The same image artifact is promoted across environments — no rebuilds between staging and production.


Deployment (Helm)

Deployments use Helm charts for reproducible configuration, environment-specific overrides, and safe rollbacks.

Deployment flow: 1. CI decrypts secrets (SOPS) 2. Helm renders manifests with environment values 3. Kubernetes applies the release 4. Readiness probes gate traffic

Failed deployments do not receive traffic. Rollbacks do not require rebuilding images.


Release & Rollback Policy

Release cadence:

Environment Trigger Approvals Required
dev Every push to main None
staging Manual trigger after CI passes 1 reviewer
production Manual trigger + quality gates pass 2 reviewers

Quality gates before release: all tests green, ruff pass, dvc repro --dry succeeds, model metrics meet champion baseline, no HIGH severity container scan findings.

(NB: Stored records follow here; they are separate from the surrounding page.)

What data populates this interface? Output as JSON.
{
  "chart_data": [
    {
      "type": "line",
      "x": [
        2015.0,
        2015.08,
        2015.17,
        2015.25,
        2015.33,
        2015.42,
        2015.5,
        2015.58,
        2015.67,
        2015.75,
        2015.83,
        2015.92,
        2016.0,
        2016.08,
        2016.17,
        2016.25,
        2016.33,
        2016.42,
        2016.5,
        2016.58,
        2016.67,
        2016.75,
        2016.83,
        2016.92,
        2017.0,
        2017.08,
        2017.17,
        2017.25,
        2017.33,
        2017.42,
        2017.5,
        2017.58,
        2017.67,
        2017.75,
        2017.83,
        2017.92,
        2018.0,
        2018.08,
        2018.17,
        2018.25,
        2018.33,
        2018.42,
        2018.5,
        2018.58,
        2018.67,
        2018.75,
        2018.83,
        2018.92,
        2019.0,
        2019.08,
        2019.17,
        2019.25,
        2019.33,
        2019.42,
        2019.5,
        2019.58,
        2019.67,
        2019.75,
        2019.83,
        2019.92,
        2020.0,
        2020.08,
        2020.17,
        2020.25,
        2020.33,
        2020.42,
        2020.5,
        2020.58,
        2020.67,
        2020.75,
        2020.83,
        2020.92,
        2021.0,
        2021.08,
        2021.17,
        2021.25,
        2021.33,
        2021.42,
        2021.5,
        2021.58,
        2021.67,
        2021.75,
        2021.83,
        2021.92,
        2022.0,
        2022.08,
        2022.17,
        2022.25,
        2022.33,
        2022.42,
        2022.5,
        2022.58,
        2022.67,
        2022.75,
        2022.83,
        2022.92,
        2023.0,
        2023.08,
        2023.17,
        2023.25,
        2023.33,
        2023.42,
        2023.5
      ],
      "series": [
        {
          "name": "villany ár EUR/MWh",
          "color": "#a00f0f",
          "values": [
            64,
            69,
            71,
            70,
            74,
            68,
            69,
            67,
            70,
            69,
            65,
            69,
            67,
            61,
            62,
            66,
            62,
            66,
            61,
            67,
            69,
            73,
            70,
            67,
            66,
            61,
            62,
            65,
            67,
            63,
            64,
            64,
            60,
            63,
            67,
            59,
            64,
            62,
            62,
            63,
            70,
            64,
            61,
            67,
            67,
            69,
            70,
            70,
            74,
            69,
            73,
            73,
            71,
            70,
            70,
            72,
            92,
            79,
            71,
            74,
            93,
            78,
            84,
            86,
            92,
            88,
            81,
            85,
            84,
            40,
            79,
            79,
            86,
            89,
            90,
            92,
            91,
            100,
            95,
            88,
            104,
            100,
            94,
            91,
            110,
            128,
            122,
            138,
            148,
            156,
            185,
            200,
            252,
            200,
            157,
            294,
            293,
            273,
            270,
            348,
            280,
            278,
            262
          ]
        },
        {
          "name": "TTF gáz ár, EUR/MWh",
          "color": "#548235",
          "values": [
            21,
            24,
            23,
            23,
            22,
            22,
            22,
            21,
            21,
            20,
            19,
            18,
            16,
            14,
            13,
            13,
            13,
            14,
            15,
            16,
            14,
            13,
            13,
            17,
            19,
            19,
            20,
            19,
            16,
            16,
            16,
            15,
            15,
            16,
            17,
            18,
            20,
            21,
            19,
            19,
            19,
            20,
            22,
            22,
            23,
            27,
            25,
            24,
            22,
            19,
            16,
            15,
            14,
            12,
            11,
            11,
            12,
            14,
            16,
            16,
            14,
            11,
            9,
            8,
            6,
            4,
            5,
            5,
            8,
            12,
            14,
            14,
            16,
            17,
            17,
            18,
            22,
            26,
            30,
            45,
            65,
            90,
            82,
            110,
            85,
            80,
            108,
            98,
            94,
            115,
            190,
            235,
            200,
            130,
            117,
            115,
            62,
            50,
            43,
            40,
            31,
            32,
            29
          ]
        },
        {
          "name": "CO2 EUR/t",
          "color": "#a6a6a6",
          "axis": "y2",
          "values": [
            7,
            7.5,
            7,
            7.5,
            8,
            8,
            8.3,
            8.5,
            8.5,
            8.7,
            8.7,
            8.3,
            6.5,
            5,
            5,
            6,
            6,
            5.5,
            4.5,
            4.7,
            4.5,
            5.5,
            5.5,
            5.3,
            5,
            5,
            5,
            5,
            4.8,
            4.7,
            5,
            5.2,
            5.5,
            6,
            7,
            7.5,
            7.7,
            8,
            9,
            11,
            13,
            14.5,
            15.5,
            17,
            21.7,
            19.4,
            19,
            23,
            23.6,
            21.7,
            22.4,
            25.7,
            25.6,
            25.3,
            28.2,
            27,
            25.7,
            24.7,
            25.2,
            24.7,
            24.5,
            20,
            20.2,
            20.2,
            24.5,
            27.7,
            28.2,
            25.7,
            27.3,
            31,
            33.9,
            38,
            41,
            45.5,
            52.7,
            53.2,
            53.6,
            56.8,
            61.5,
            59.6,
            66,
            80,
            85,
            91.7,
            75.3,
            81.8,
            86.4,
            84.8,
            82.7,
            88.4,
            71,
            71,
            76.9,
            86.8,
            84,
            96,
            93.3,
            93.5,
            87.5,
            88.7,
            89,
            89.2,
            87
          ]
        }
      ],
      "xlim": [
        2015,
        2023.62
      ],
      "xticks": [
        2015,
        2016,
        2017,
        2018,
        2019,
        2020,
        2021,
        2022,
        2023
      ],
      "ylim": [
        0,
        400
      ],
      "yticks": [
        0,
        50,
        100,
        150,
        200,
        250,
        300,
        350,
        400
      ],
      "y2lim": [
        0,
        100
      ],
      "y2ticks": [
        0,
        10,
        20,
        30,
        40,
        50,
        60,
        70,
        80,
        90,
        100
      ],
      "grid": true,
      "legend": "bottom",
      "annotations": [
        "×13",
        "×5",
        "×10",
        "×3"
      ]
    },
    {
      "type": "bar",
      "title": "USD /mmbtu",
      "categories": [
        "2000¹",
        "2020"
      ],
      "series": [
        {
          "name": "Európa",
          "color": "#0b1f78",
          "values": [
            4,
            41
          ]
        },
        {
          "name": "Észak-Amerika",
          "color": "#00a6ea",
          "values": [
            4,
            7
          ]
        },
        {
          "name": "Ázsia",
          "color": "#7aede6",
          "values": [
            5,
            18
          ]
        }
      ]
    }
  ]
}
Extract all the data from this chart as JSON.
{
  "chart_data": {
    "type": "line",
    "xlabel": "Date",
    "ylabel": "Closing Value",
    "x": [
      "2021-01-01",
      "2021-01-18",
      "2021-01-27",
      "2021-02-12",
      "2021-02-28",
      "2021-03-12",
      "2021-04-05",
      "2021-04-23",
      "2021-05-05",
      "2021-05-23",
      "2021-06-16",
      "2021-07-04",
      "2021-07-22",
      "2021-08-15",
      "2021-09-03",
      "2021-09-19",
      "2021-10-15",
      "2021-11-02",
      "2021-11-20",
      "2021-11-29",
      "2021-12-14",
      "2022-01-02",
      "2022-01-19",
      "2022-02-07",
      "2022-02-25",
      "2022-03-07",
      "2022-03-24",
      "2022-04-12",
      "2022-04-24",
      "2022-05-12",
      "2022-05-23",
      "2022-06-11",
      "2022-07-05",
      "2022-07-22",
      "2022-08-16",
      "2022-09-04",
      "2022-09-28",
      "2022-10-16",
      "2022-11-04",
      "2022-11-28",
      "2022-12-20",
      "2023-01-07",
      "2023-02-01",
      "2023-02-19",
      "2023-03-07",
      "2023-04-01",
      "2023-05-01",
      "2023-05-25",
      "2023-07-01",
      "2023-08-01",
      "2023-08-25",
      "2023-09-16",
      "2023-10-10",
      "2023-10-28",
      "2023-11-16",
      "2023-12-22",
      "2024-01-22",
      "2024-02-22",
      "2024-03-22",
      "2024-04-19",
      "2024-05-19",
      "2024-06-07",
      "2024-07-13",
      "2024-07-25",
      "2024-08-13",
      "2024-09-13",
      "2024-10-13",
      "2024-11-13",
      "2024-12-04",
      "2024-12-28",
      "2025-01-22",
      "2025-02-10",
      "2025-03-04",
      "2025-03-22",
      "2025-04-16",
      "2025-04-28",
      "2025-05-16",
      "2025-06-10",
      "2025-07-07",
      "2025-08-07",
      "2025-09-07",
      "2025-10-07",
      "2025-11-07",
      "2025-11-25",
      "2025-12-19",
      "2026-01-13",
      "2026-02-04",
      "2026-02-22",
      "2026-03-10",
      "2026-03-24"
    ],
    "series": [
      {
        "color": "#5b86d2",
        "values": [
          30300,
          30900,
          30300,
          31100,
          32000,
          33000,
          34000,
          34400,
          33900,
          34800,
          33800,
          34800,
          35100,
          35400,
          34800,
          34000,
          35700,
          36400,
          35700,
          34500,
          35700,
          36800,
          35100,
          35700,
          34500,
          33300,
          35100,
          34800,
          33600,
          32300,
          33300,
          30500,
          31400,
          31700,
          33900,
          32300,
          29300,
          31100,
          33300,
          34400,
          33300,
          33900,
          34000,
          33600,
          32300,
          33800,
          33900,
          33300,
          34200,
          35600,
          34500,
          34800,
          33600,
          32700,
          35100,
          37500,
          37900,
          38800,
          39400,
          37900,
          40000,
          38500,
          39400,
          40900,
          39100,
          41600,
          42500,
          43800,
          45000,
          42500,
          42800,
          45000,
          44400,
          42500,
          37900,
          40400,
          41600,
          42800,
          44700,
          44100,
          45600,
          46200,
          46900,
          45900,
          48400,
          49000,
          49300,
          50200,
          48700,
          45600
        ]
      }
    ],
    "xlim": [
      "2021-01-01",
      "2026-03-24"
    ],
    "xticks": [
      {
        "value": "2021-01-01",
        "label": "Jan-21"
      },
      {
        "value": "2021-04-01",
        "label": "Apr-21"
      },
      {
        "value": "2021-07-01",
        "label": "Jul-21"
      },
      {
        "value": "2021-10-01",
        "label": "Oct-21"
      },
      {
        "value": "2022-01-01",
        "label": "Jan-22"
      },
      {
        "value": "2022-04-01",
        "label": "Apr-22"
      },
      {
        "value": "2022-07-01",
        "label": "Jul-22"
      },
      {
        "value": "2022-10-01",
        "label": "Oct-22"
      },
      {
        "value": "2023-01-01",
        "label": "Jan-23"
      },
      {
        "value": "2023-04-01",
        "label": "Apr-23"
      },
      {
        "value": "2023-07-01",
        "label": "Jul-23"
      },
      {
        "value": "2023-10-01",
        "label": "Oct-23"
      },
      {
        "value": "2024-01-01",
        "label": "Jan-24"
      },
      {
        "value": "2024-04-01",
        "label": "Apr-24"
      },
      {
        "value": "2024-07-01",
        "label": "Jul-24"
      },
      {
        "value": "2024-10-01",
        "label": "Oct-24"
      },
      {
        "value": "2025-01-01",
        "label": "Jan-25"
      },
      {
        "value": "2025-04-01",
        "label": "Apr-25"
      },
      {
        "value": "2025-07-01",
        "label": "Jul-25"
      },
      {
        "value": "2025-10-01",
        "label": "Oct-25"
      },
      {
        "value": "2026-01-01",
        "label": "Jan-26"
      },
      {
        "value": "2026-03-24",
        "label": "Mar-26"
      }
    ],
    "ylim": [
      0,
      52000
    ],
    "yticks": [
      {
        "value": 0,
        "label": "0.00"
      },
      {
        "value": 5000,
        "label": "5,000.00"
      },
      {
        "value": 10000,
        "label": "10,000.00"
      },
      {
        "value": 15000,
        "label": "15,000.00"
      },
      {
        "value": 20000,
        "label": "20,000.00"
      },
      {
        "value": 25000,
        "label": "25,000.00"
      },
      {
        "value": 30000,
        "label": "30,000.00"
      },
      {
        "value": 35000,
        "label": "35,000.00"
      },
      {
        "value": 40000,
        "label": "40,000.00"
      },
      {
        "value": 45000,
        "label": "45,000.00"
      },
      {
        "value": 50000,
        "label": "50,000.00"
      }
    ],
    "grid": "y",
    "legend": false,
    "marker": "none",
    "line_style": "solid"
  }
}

Rollback process (manual across three independent layers):

# Service rollback (Helm)
helm rollback soccer-api

# Model rollback (MLflow — reassign champion alias to prior version)
# Via MLflow UI or mlflow CLI

# Data rollback (DVC)
dvc checkout <commit>

Rollbacks are never automated. All rollback decisions require human review. Re-run CI after any rollback to confirm system state.


Quality Gates

ML systems fail not only due to bugs, but due to data issues, silent regressions, and configuration drift. Quality gates prevent unsafe changes from reaching production.

Implemented gates

Gate Category Blocks deploy?
Linting and formatting (ruff) Code quality ✅ Yes
Unit + property-based tests (pytest + Hypothesis) Testing ✅ Yes
Critical Great Expectations checks Data contracts ✅ Yes
Pipeline smoke run (reduced dataset) ML sanity ✅ Yes
API contract test (happy path + invalid schema) Serving ✅ Yes

Non-blocking (signal-only)

  • Drift warnings (Evidently)
  • Non-critical GE checks (distribution or advisory expectations)
  • Performance regression checks (initially informational)

Artifact traceability

Every production deployment can be traced to: - git commit, Docker image digest, dataset version, model version.